New Jersey is known for some farm products such as corn and tomatoes — but wool? There are quite a few farms here and in eastern Pennsylvania that raise sheep and produce wool fibers.
Anne Choi is a New Jersey-based fiber artist, who started NJ Fibershed, which is trying to bring together the fiber farms here.
NJ Fibershed provides a way for small-scale New Jersey-based fiber producers to sell their fiber. Choi said one of the things they did this year was produce a blanket.
“The blanket project was a way for people like me with smaller flocks to mass our fleeces together and have blankets woven so we collected about 430 pounds of wool from New Jersey farms,” she said.
Nine farms gave wool for the blankets, and those farms then get to sell them.
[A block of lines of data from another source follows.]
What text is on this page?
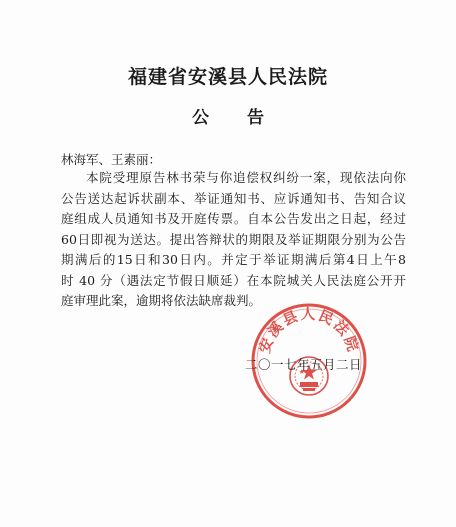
福建省安溪县人民法院
公 告
林海军、王素丽：
本院受理原告林书荣与你追偿权纠纷一案，现依法向你
公告送达起诉状副本、举证通知书、应诉通知书、告知合议
庭组成人员通知书及开庭传票。自本公告发出之日起，经过
60日即视为送达。提出答辩状的期限及举证期限分别为公告
期满后的15日和30日内。并定于举证期满后第4日上午8
时 40 分（遇法定节假日顺延）在本院城关人民法庭公开开
庭审理此案，逾期将依法缺席裁判。
安溪县人民法院
二〇一七年五月二日
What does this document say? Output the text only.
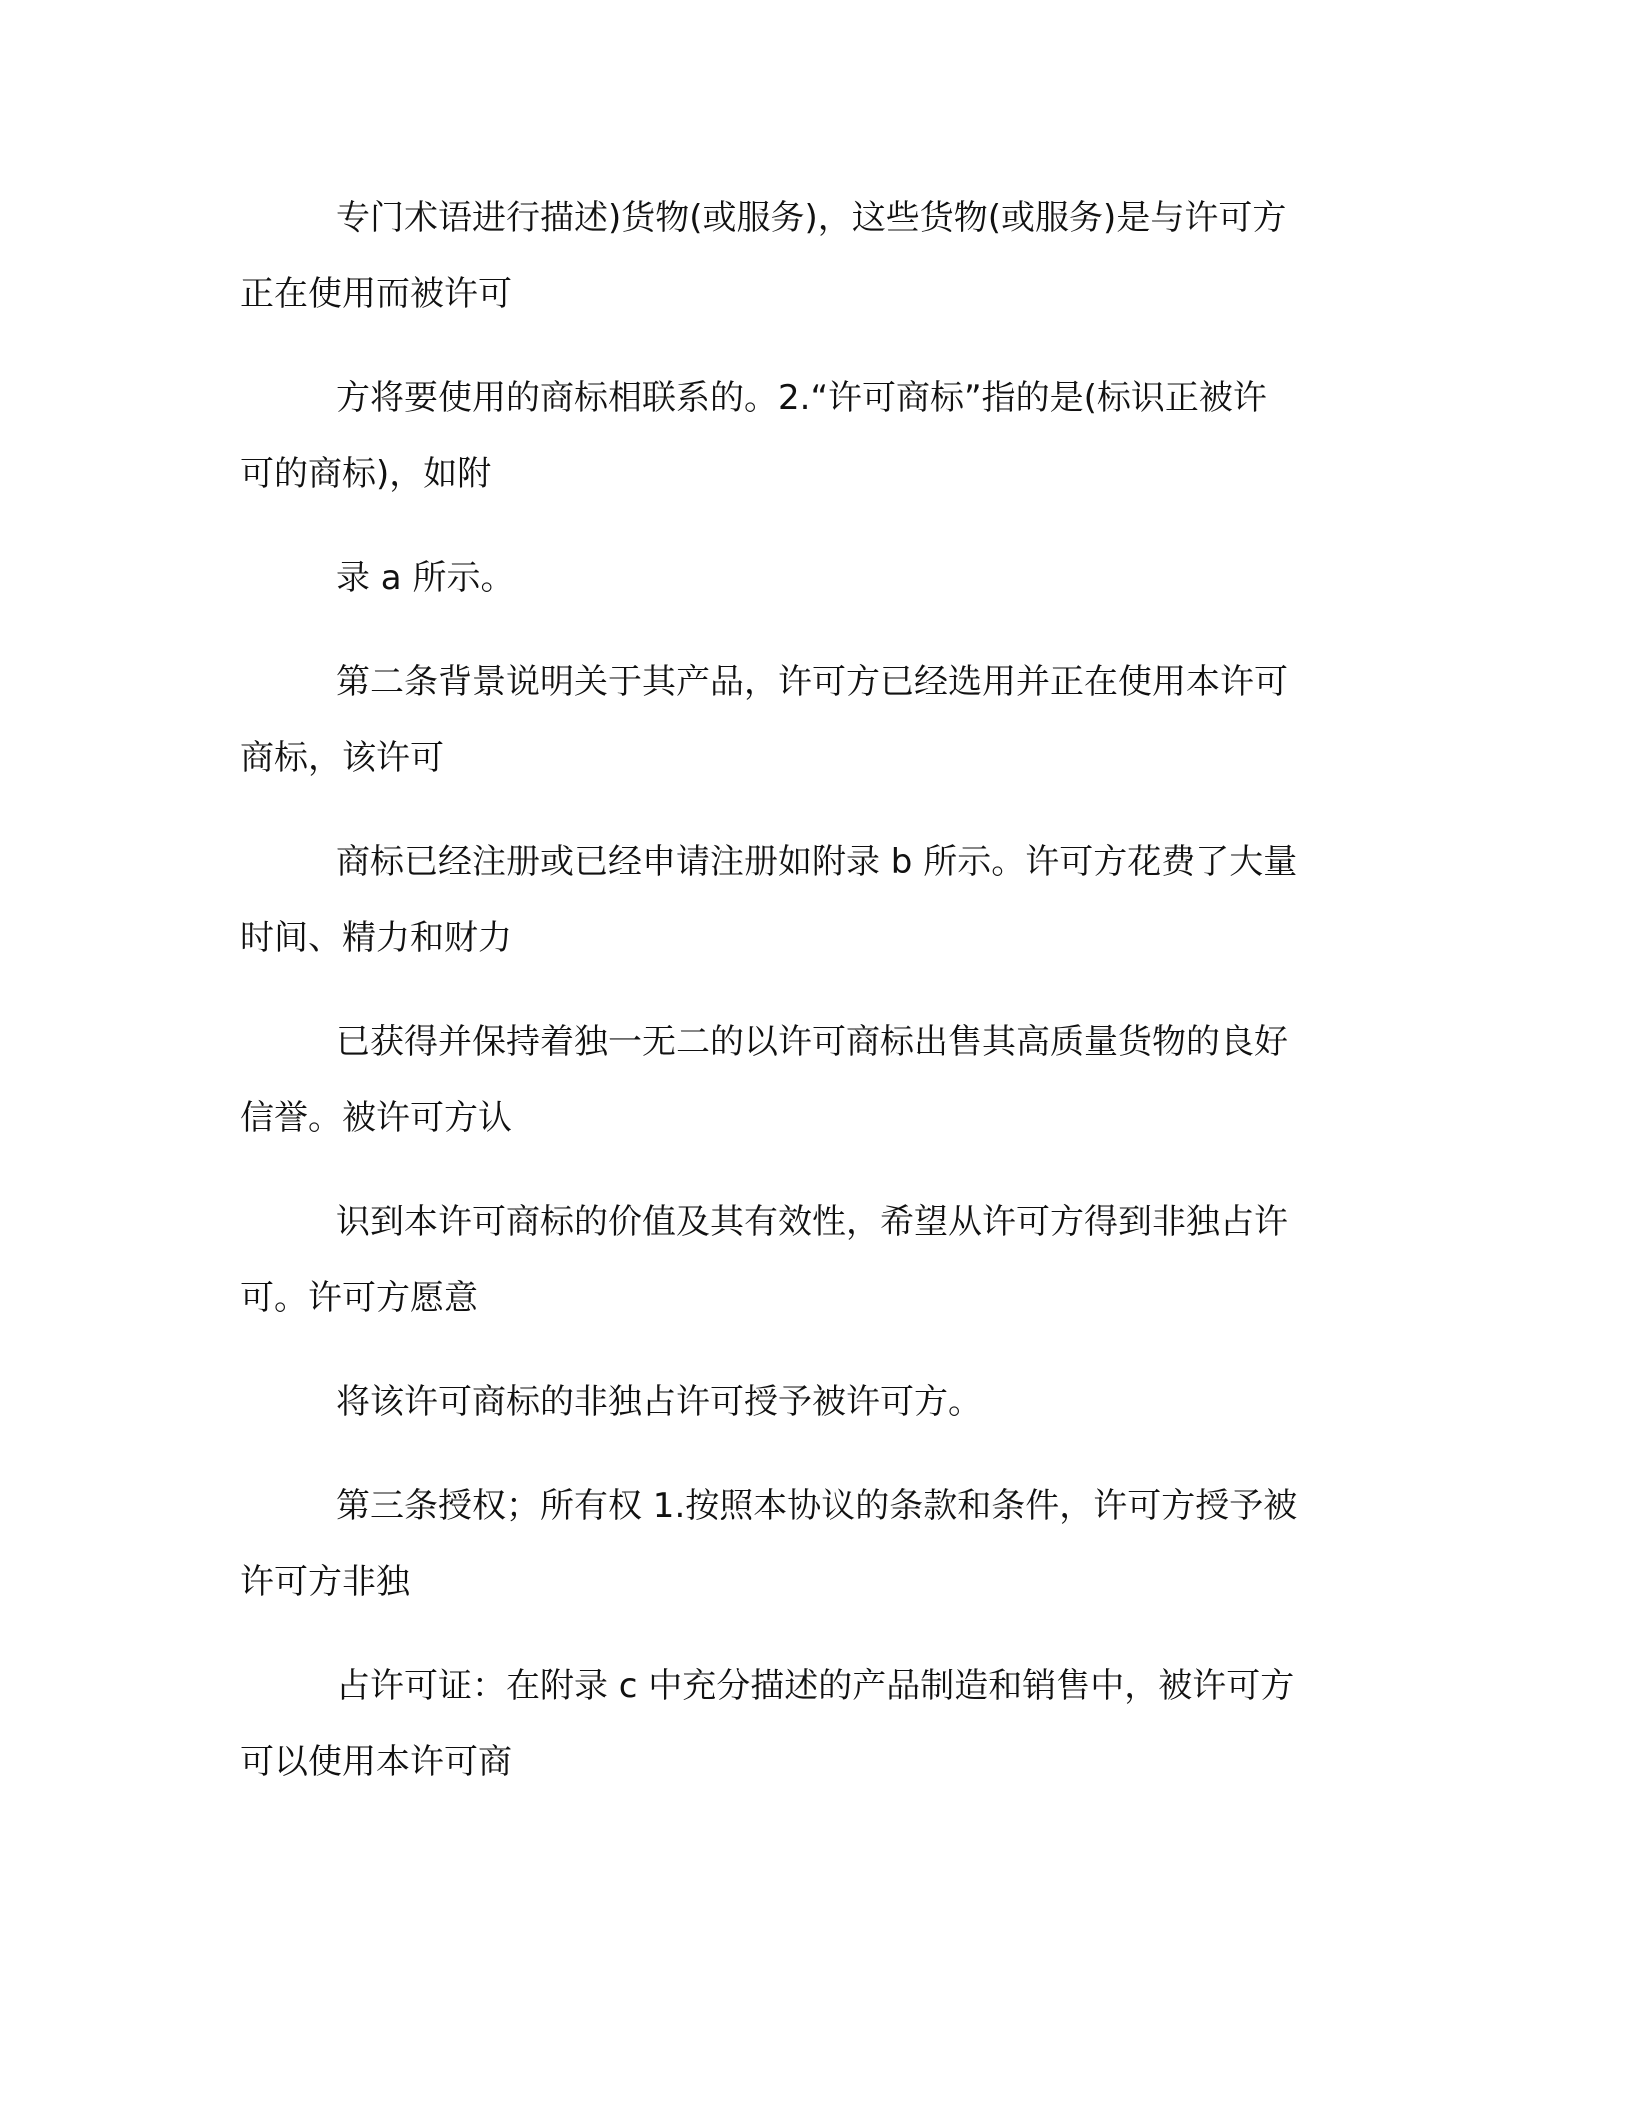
专门术语进行描述)货物(或服务)，这些货物(或服务)是与许可方
正在使用而被许可

方将要使用的商标相联系的。2.“许可商标”指的是(标识正被许
可的商标)，如附

录 a 所示。

第二条背景说明关于其产品，许可方已经选用并正在使用本许可
商标，该许可

商标已经注册或已经申请注册如附录 b 所示。许可方花费了大量
时间、精力和财力

已获得并保持着独一无二的以许可商标出售其高质量货物的良好
信誉。被许可方认

识到本许可商标的价值及其有效性，希望从许可方得到非独占许
可。许可方愿意

将该许可商标的非独占许可授予被许可方。

第三条授权；所有权 1.按照本协议的条款和条件，许可方授予被
许可方非独

占许可证：在附录 c 中充分描述的产品制造和销售中，被许可方
可以使用本许可商
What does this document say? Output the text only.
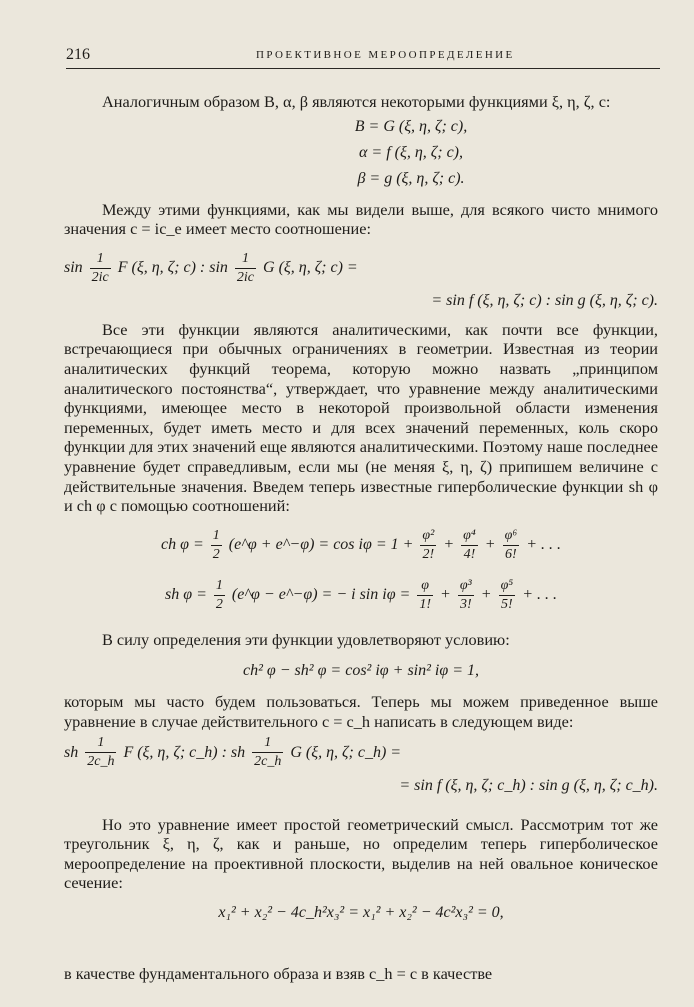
216	ПРОЕКТИВНОЕ МЕРООПРЕДЕЛЕНИЕ

Аналогичным образом B, α, β являются некоторыми функциями ξ, η, ζ, c:

B = G (ξ, η, ζ; c),
α = f (ξ, η, ζ; c),
β = g (ξ, η, ζ; c).

Между этими функциями, как мы видели выше, для всякого чисто мнимого значения c = ic_e имеет место соотношение:

$\sin \frac{1}{2ic}$ F (ξ, η, ζ; c) : $\sin \frac{1}{2ic}$ G (ξ, η, ζ; c) =
= sin f (ξ, η, ζ; c) : sin g (ξ, η, ζ; c).

Все эти функции являются аналитическими, как почти все функции, встречающиеся при обычных ограничениях в геометрии. Известная из теории аналитических функций теорема, которую можно назвать „принципом аналитического постоянства“, утверждает, что уравнение между аналитическими функциями, имеющее место в некоторой произвольной области изменения переменных, будет иметь место и для всех значений переменных, коль скоро функции для этих значений еще являются аналитическими. Поэтому наше последнее уравнение будет справедливым, если мы (не меняя ξ, η, ζ) припишем величине c действительные значения. Введем теперь известные гиперболические функции sh φ и ch φ с помощью соотношений:

ch $\varphi = \frac{1}{2}$ (e^φ + e^−φ) = $\cos i\varphi = 1 + \frac{\text{φ²}}{2!} + \frac{\text{φ⁴}}{4!} + \frac{\text{φ⁶}}{6!}$ + . . .
sh $\varphi = \frac{1}{2}$ (e^φ − e^−φ) = − i $\sin i\varphi = \frac{\varphi}{1!} + \frac{\text{φ³}}{3!} + \frac{\text{φ⁵}}{5!}$ + . . .

В силу определения эти функции удовлетворяют условию:

ch² φ − sh² φ = cos² iφ + sin² iφ = 1,

которым мы часто будем пользоваться. Теперь мы можем приведенное выше уравнение в случае действительного c = c_h написать в следующем виде:

sh $\frac{1}{2c\_h}$ F (ξ, η, ζ; c_h) : sh $\frac{1}{2c\_h}$ G (ξ, η, ζ; c_h) =
= sin f (ξ, η, ζ; c_h) : sin g (ξ, η, ζ; c_h).

Но это уравнение имеет простой геометрический смысл. Рассмотрим тот же треугольник ξ, η, ζ, как и раньше, но определим теперь гиперболическое мероопределение на проективной плоскости, выделив на ней овальное коническое сечение:

x₁² + x₂² − 4c_h²x₃² = x₁² + x₂² − 4c²x₃² = 0,

в качестве фундаментального образа и взяв c_h = c в качестве
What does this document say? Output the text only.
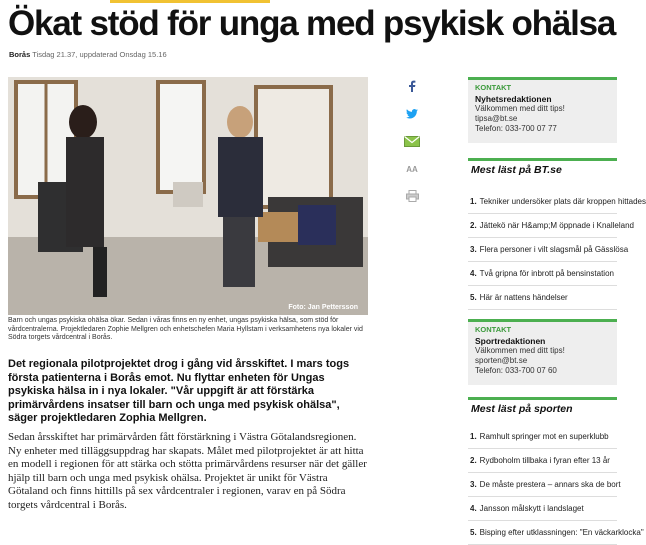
Ökat stöd för unga med psykisk ohälsa
Borås Tisdag 21.37, uppdaterad Onsdag 15.16
Foto: Jan Pettersson
Barn och ungas psykiska ohälsa ökar. Sedan i våras finns en ny enhet, ungas psykiska hälsa, som stöd för vårdcentralerna. Projektledaren Zophie Mellgren och enhetschefen Maria Hyllstam i verksamhetens nya lokaler vid Södra torgets vårdcentral i Borås.
Det regionala pilotprojektet drog i gång vid årsskiftet. I mars togs första patienterna i Borås emot. Nu flyttar enheten för Ungas psykiska hälsa in i nya lokaler. "Vår uppgift är att förstärka primärvårdens insatser till barn och unga med psykisk ohälsa", säger projektledaren Zophia Mellgren.
Sedan årsskiftet har primärvården fått förstärkning i Västra Götalandsregionen. Ny enheter med tilläggsuppdrag har skapats. Målet med pilotprojektet är att hitta en modell i regionen för att stärka och stötta primärvårdens resurser när det gäller hjälp till barn och unga med psykisk ohälsa. Projektet är unikt för Västra Götaland och finns hittills på sex vårdcentraler i regionen, varav en på Södra torgets vårdcentral i Borås.
AA
KONTAKT
Nyhetsredaktionen
Välkommen med ditt tips!
tipsa@bt.se
Telefon: 033-700 07 77
Mest läst på BT.se
1. Tekniker undersöker plats där kroppen hittades
2. Jättekö när H&amp;M öppnade i Knalleland
3. Flera personer i vilt slagsmål på Gässlösa
4. Två gripna för inbrott på bensinstation
5. Här är nattens händelser
KONTAKT
Sportredaktionen
Välkommen med ditt tips!
sporten@bt.se
Telefon: 033-700 07 60
Mest läst på sporten
1. Ramhult springer mot en superklubb
2. Rydboholm tillbaka i fyran efter 13 år
3. De måste prestera – annars ska de bort
4. Jansson målskytt i landslaget
5. Bisping efter utklassningen: "En väckarklocka"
“The reason there’s such an interest right now in finding local wool is because the yarn that you buy from a store you don’t know where it’s from but it’s been very heavily processed,” she said.
Fibershed helps people become fiber farmers, with training in animal care and the processing of fibers. Choi said she was inspired when she saw what was happening on a lot of the farms.
“The reason I started Fibershed was when I found out that a lot of people who raise fiber animals were not using their fibers,” she said.
She said a lot of wool was simply being thrown out. Now it has been used to produce what Choi is calling the New Jersey Blanket.